Materials and Methods:
We have initiated a Phase I clinical trial to demonstrate the safety and feasibility of PDT treatment of DTA with the photosensitizer methylene blue (MB). In this trial 1 mg/ml MB is infused into the subject’s abscess cavity after the standard of care percutaneous drainage. MB is allowed to incubate within the cavity for 10 minutes for uptake by any residual microbial population before being aspirated. The cavity is then flushed with sterile saline after which 1% Intralipid is instilled and a sterile optical fiber is centrally placed into the abscess cavity. A laser source then delivers light at 665nm, with a target fluence rate of 20 mW/cm2 at the point on the abscess wall closest to fiber tip. Escalation of illumination duration is being done using a 3+3 design, with a maximum enrollment of 21 subjects.

Results:
We have successfully treated 5 subjects with methylene blue PDT at the time of percutaneous abscess drainage. These have included pelvic, abdominal, and gluteal abscesses, with causes ranging from postoperative infection to intraprostatic abscess. The initial cohort of 3 subjects consisted of in-patients with advanced cancer, while the remaining subjects included out-patients.

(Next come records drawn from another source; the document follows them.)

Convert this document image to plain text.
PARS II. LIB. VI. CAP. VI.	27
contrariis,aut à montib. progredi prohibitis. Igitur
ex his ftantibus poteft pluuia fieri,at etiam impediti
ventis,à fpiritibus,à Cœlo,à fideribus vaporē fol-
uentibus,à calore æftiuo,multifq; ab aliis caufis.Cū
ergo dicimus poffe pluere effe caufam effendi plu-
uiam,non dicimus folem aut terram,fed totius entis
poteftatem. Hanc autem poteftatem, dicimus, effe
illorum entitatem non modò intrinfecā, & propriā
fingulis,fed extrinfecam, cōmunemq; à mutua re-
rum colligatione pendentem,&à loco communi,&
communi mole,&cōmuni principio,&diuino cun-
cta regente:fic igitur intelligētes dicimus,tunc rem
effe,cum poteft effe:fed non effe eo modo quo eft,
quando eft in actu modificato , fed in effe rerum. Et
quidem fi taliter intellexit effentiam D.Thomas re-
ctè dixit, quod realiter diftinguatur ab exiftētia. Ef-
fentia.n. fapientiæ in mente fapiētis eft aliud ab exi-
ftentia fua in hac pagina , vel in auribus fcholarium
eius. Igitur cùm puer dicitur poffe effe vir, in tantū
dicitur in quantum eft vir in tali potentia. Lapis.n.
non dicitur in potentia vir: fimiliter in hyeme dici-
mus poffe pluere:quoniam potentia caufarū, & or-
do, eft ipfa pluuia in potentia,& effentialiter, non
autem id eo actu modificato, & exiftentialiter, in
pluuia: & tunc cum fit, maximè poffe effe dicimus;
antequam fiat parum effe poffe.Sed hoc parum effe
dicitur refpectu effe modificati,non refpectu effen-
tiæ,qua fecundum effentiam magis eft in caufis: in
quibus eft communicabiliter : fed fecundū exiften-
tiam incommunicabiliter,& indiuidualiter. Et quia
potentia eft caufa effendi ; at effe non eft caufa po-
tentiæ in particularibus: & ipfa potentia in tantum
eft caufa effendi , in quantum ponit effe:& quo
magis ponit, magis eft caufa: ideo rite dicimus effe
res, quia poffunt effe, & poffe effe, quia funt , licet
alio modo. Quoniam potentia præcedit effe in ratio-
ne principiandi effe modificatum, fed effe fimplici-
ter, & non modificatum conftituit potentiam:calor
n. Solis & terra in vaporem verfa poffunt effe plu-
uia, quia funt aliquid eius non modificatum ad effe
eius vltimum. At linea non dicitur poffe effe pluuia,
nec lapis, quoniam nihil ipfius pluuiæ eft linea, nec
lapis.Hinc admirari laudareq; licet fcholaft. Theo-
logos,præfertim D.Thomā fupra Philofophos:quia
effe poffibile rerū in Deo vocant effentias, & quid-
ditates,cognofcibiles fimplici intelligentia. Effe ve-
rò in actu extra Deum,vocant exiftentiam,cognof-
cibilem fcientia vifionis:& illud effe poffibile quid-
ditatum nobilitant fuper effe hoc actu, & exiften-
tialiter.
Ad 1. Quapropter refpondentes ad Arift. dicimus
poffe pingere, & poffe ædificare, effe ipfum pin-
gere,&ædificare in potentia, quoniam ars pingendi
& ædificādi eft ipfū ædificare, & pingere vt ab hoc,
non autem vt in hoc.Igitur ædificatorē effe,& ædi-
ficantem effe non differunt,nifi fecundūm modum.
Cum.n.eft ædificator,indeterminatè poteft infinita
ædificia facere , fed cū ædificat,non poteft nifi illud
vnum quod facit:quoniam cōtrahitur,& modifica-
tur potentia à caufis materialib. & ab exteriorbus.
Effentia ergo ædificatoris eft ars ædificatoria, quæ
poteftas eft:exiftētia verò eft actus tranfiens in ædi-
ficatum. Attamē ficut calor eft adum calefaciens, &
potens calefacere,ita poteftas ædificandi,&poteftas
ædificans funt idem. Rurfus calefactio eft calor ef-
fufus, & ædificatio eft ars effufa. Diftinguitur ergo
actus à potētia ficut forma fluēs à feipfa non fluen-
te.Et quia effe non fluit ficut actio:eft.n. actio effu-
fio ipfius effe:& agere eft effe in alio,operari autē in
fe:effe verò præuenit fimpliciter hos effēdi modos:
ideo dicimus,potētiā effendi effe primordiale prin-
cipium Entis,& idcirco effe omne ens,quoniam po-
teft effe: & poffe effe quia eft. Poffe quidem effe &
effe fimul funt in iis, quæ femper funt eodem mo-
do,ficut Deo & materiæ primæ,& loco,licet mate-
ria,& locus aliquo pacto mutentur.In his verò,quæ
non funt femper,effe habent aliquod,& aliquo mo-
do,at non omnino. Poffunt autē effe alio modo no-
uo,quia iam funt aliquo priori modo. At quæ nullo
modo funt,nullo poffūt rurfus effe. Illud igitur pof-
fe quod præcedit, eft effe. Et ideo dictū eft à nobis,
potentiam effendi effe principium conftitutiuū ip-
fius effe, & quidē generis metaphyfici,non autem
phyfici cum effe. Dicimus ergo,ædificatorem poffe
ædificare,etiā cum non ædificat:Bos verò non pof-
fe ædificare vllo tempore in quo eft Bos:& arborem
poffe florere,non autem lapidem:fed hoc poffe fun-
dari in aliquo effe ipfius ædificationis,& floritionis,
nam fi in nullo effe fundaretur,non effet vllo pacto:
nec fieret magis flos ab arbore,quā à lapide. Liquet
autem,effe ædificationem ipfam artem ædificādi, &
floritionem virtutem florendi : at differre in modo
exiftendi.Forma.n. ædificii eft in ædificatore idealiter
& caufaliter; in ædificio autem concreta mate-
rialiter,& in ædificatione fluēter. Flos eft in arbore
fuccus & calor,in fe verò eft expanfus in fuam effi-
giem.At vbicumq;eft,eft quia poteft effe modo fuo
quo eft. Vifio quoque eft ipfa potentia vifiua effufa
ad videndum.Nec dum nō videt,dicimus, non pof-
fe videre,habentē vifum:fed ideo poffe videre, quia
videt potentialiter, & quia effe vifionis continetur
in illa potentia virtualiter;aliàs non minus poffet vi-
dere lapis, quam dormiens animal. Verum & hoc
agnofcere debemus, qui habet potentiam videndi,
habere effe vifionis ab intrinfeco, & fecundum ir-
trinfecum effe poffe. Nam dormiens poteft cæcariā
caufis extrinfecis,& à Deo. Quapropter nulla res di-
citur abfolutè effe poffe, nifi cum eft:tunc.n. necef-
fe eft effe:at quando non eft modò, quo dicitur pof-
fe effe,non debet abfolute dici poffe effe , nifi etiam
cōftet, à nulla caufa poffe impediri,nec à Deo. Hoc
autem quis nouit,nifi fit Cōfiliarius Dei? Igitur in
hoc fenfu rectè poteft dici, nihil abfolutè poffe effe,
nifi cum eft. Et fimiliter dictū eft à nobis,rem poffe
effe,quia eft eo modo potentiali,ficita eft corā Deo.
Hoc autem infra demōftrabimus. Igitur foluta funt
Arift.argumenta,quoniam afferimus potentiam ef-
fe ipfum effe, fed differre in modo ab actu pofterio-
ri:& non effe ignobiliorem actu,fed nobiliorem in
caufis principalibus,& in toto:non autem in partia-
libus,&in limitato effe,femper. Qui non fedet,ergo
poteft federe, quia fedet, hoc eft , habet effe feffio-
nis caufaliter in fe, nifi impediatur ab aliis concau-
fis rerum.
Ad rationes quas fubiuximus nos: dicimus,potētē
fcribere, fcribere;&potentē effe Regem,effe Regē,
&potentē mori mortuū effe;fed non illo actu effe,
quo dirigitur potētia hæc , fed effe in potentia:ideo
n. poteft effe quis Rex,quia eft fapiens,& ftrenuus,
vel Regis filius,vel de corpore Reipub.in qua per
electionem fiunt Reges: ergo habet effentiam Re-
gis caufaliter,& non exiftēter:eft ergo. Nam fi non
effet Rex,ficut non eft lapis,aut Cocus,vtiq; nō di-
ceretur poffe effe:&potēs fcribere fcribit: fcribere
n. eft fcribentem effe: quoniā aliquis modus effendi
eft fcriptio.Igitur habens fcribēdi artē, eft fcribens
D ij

Even in this challenging patient population, no study-related adverse or serious adverse events were encountered; the procedure was well-tolerated by all subjects. 3 subjects received five minutes of laser illumination, while 2 received 10 minutes of illumination, indicating that preliminary light dose escalation did not increase risk. Additionally, greater than 90% of the methylene blue and Intralipid introduced into patients’ abscesses was successfully aspirated, improving confidence that side effects related to systemic re-distribution of methylene blue and/or Intralipid are unlikely.

Conclusion:
As we continue to investigate the safety and feasibility of methylene blue PDT, it remains promising as a possible adjunct therapy to improve patient outcomes for DTA drainage. PDT could be especially useful in complex loculated abscess that are difficulty to achieve source control in via percutaneous drainage. Current pre-clinical work is focused on using 3D modeling to optimize patient-specific treatment characteristics.